AfD-Erfolg vor Gericht: Regierung muss Verfassungsschutz-Accounts offenlegen

Symbolbild: anonyme Behörden-Accounts auf einem Laptop in dunklem Büro
Symbolbild: F-News / KI

Das ist schon eine bemerkenswerte Frechheit: Der Verfassungsschutz soll mit Fake-Accounts im Netz unterwegs sein, aber wenn ein Abgeordneter wissen will, in welchem Umfang das geschieht, blockt die Landesregierung ab. In Mecklenburg-Vorpommern ist die AfD nun vor Gericht erfolgreich gewesen. Wie der Nordkurier berichtet, ging es um die Frage, ob die Landesregierung Auskunft über Accounts geben muss, die der Verfassungsschutz in sozialen Netzwerken nutzt.

Der AfD-Abgeordnete Paul-Joachim Timm hatte nach Angaben des Nordkuriers wissen wollen, wie viele solcher Accounts auf Plattformen wie Facebook, Instagram, X, TikTok oder Telegram existieren. Die Landesregierung verweigerte demnach die Auskunft weitgehend und verwies auf Geheimhaltungsinteressen des Verfassungsschutzes. Das Gericht sah das anders.

Nach der Entscheidung des Landesverfassungsgerichts durfte die Regierung die Antwort nicht einfach pauschal verweigern. Aggregierte Angaben, also etwa Gesamtzahlen ohne operative Details, seien nicht automatisch geheimhaltungsbedürftig. Damit stärkt das Gericht das parlamentarische Fragerecht gegen eine Regierung, die sich offenbar allzu bequem hinter dem Geheimdienstvorhang verstecken wollte.

Auch WELT berichtet über den Fall. Der Kern ist politisch heikel: Wenn staatliche Stellen unter Tarnidentitäten im digitalen Raum agieren, dann braucht es wenigstens parlamentarische Kontrolle. Sonst entsteht ein Bereich, in dem Behörden selbst Akteure der öffentlichen Debatte werden können, ohne dass Bürger oder Abgeordnete wissen, wie groß dieser Apparat ist.

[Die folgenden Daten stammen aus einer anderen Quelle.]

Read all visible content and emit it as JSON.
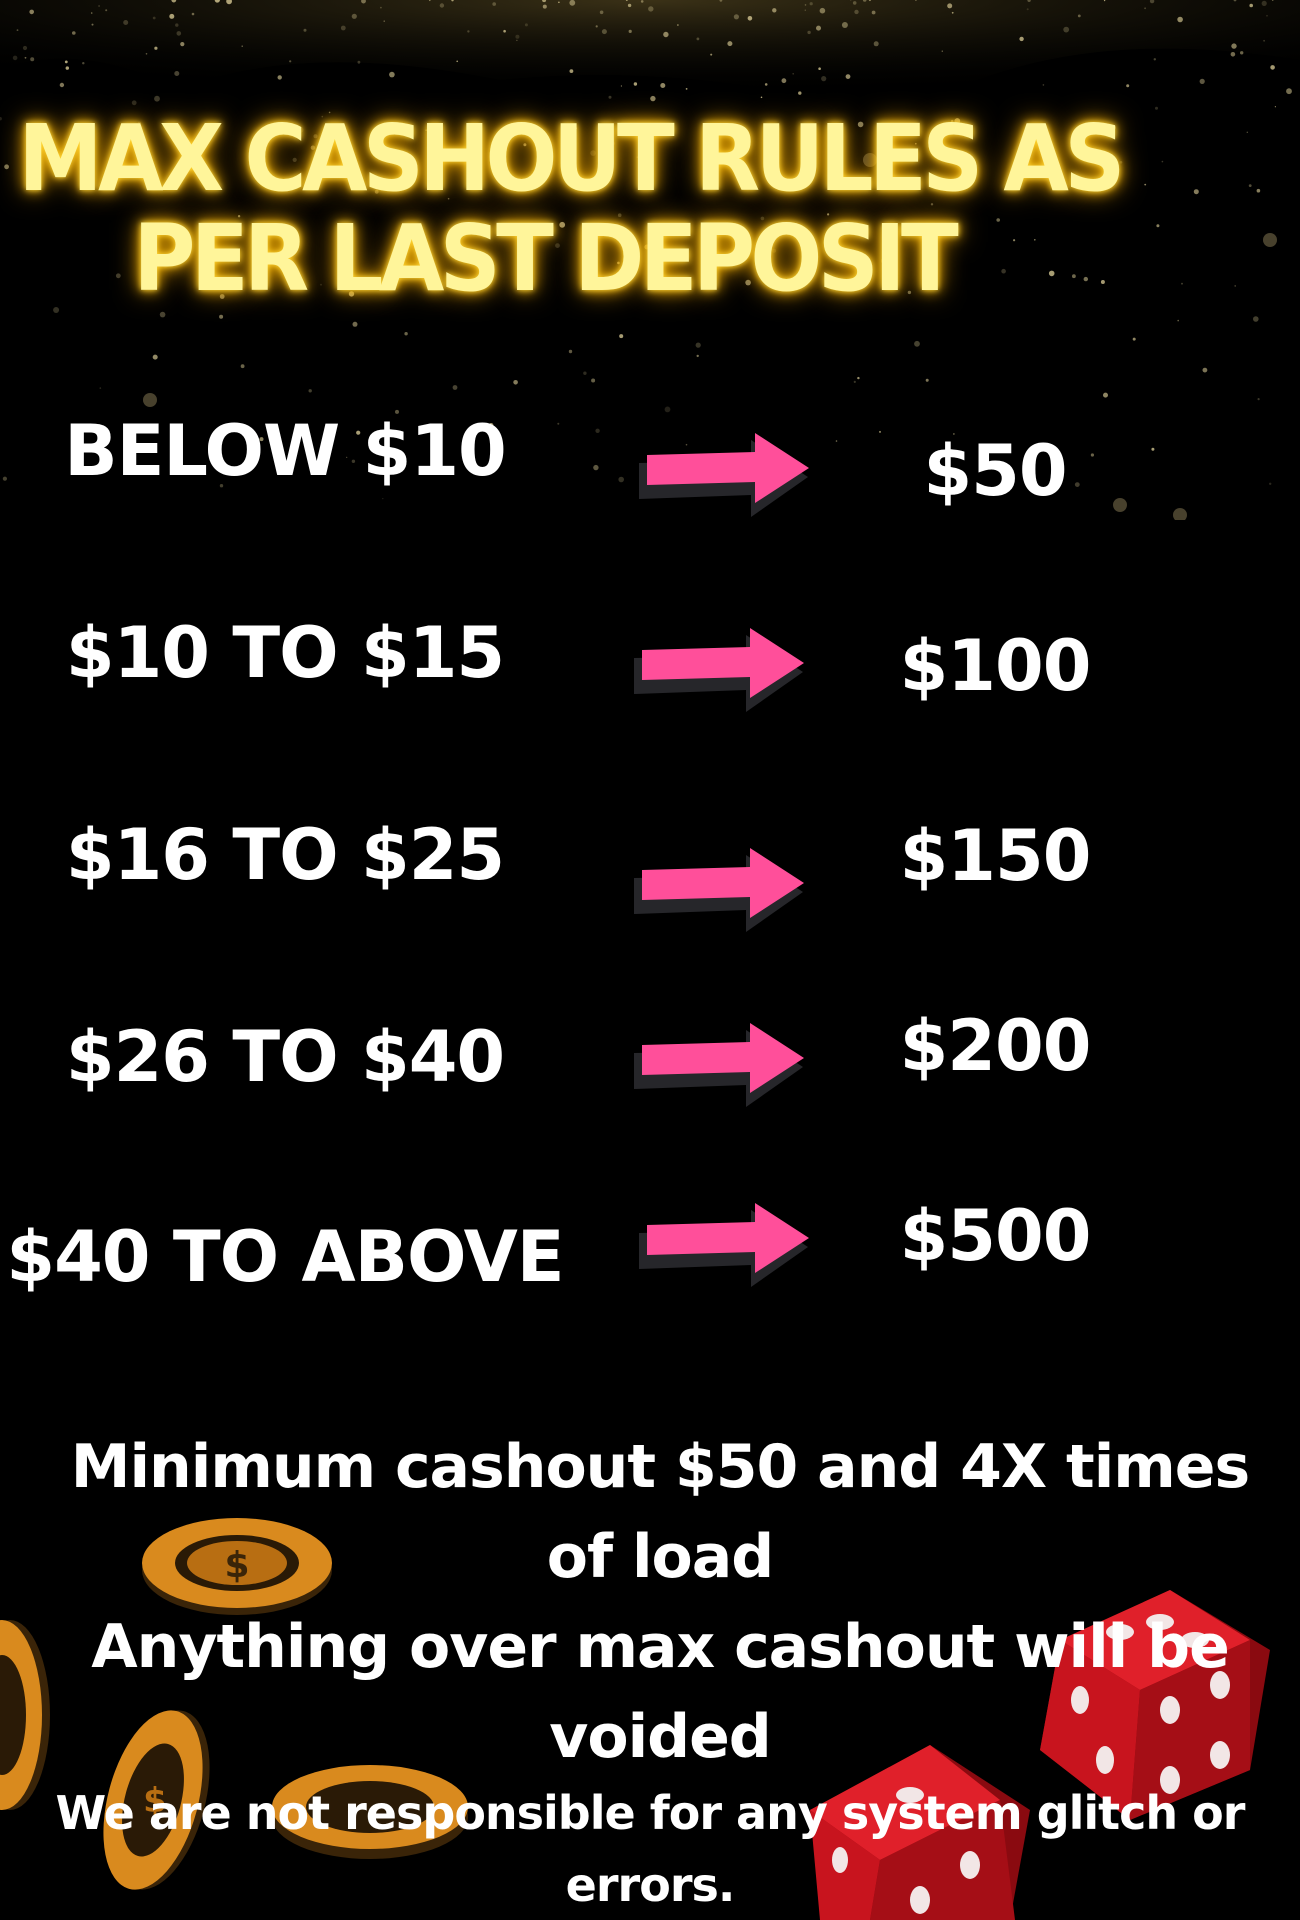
{
  "title": {
    "line1": "MAX CASHOUT RULES AS",
    "line2": "PER LAST DEPOSIT",
    "glow_color": "#ffd93a",
    "text_color": "#fff59a"
  },
  "rules": [
    {
      "deposit": "BELOW $10",
      "cashout": "$50"
    },
    {
      "deposit": "$10 TO $15",
      "cashout": "$100"
    },
    {
      "deposit": "$16 TO $25",
      "cashout": "$150"
    },
    {
      "deposit": "$26 TO $40",
      "cashout": "$200"
    },
    {
      "deposit": "$40 TO ABOVE",
      "cashout": "$500"
    }
  ],
  "arrow": {
    "icon": "right-arrow-icon",
    "color": "#ff4f9a",
    "shadow_color": "#2a2a2e"
  },
  "notes": {
    "minimum": "Minimum cashout $50 and 4X times of load",
    "voided": "Anything over max cashout will be voided",
    "disclaimer": "We are not responsible for any system glitch or errors."
  },
  "decorations": {
    "chips_icon": "casino-chip-icon",
    "dice_icon": "dice-icon",
    "chip_color": "#d98a1e",
    "dice_color": "#c8141e"
  }
}
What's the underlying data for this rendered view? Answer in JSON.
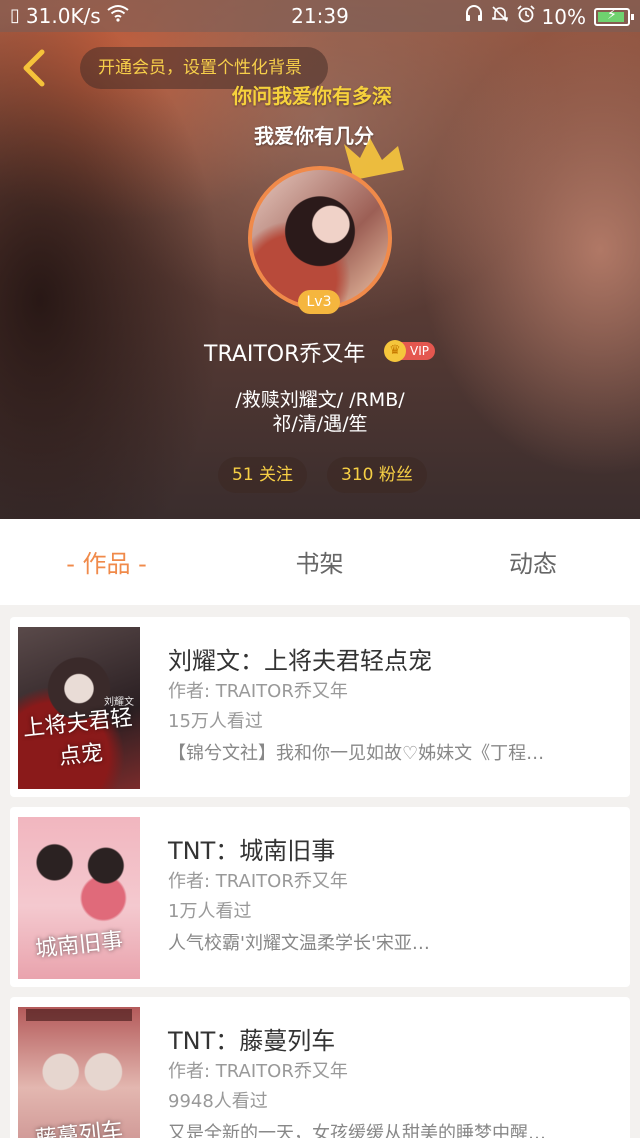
{
  "status_bar": {
    "speed": "31.0K/s",
    "time": "21:39",
    "battery": "10%",
    "icons": [
      "sim-icon",
      "wifi-icon",
      "headset-icon",
      "mute-icon",
      "alarm-icon",
      "battery-icon"
    ]
  },
  "header": {
    "vip_prompt": "开通会员，设置个性化背景",
    "lyric_line1": "你问我爱你有多深",
    "lyric_line2": "我爱你有几分",
    "level": "Lv3",
    "username": "TRAITOR乔又年",
    "vip_label": "VIP",
    "bio_line1": "/救赎刘耀文/ /RMB/",
    "bio_line2": "祁/清/遇/笙",
    "following": "51 关注",
    "followers": "310 粉丝"
  },
  "tabs": [
    {
      "label": "- 作品 -",
      "active": true
    },
    {
      "label": "书架",
      "active": false
    },
    {
      "label": "动态",
      "active": false
    }
  ],
  "books": [
    {
      "title": "刘耀文：上将夫君轻点宠",
      "author": "作者: TRAITOR乔又年",
      "views": "15万人看过",
      "desc": "【锦兮文社】我和你一见如故♡姊妹文《丁程…",
      "cover_text": "上将夫君轻点宠",
      "cover_author": "刘耀文"
    },
    {
      "title": "TNT：城南旧事",
      "author": "作者: TRAITOR乔又年",
      "views": "1万人看过",
      "desc": "人气校霸'刘耀文温柔学长'宋亚…",
      "cover_text": "城南旧事",
      "cover_author": ""
    },
    {
      "title": "TNT：藤蔓列车",
      "author": "作者: TRAITOR乔又年",
      "views": "9948人看过",
      "desc": "又是全新的一天，女孩缓缓从甜美的睡梦中醒…",
      "cover_text": "藤蔓列车",
      "cover_author": ""
    }
  ],
  "colors": {
    "accent": "#f08a4a",
    "gold": "#f6cf45",
    "vip_red": "#e4574f"
  }
}
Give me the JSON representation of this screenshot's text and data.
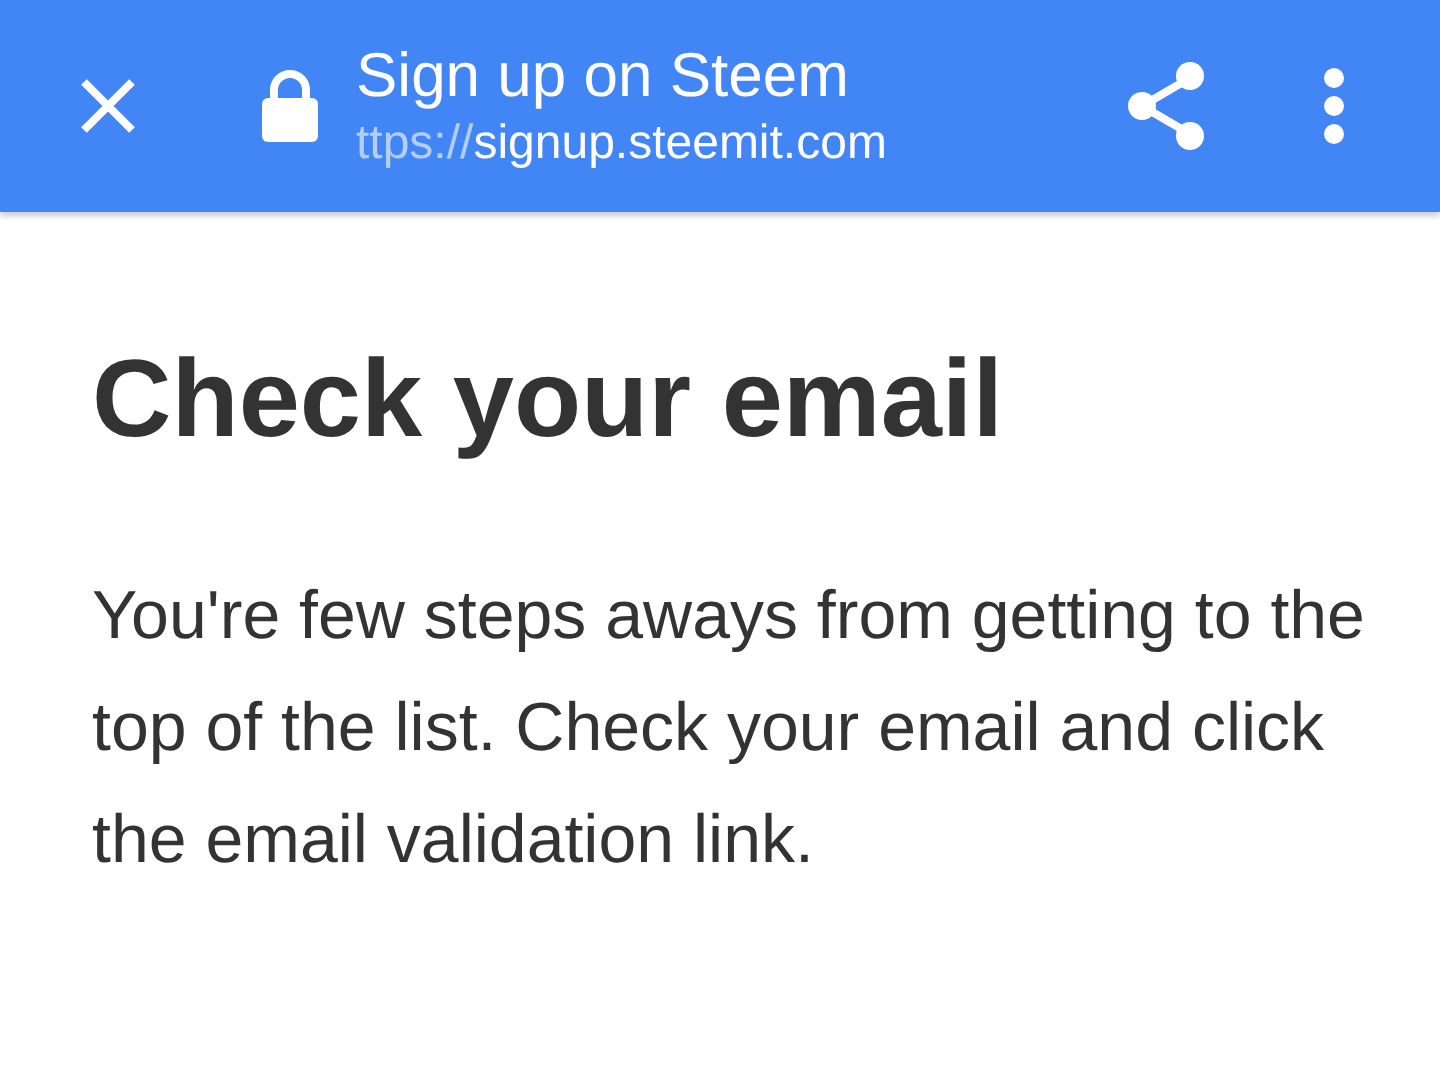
{
  "toolbar": {
    "title": "Sign up on Steem",
    "url_scheme": "ttps://",
    "url_host": "signup.steemit.com"
  },
  "page": {
    "heading": "Check your email",
    "message": "You're few steps aways from getting to the top of the list. Check your email and click the email validation link."
  }
}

Natürlich kann ein Verfassungsschutz nicht jede operative Einzelheit offenlegen. Niemand verlangt Passwörter, Klarnamen oder laufende Maßnahmen. Aber die schlichte Frage nach der Zahl solcher Accounts ist keine Spionage gegen den Staat, sondern demokratische Mindestkontrolle. Wer sogar aggregierte Zahlen unter Verschluss halten will, verrät mehr über sein Staatsverständnis als über angebliche Sicherheitsnotwendigkeiten.

Der Fall zeigt, wie gefährlich die digitale Grauzone geworden ist. Behörden beobachten nicht mehr nur, sie bewegen sich selbst im Netz, sammeln Informationen, treten unter Tarnung auf und können dadurch Milieus, Debatten und Kommunikationsräume berühren. Gerade deshalb darf die Regierung nicht nach Belieben entscheiden, welche Fragen des Parlaments sie beantwortet und welche sie in den Geheimdienstkeller schiebt.

Für die AfD ist das Urteil ein Erfolg. Für alle Bürger ist es ein Warnsignal. Denn wer heute akzeptiert, dass staatliche Fake-Accounts ohne echte Kontrolle in sozialen Netzwerken unterwegs sind, sollte sich morgen nicht wundern, wenn der digitale öffentliche Raum endgültig zum Spielfeld von Behörden, Plattformen und politischer Steuerung wird.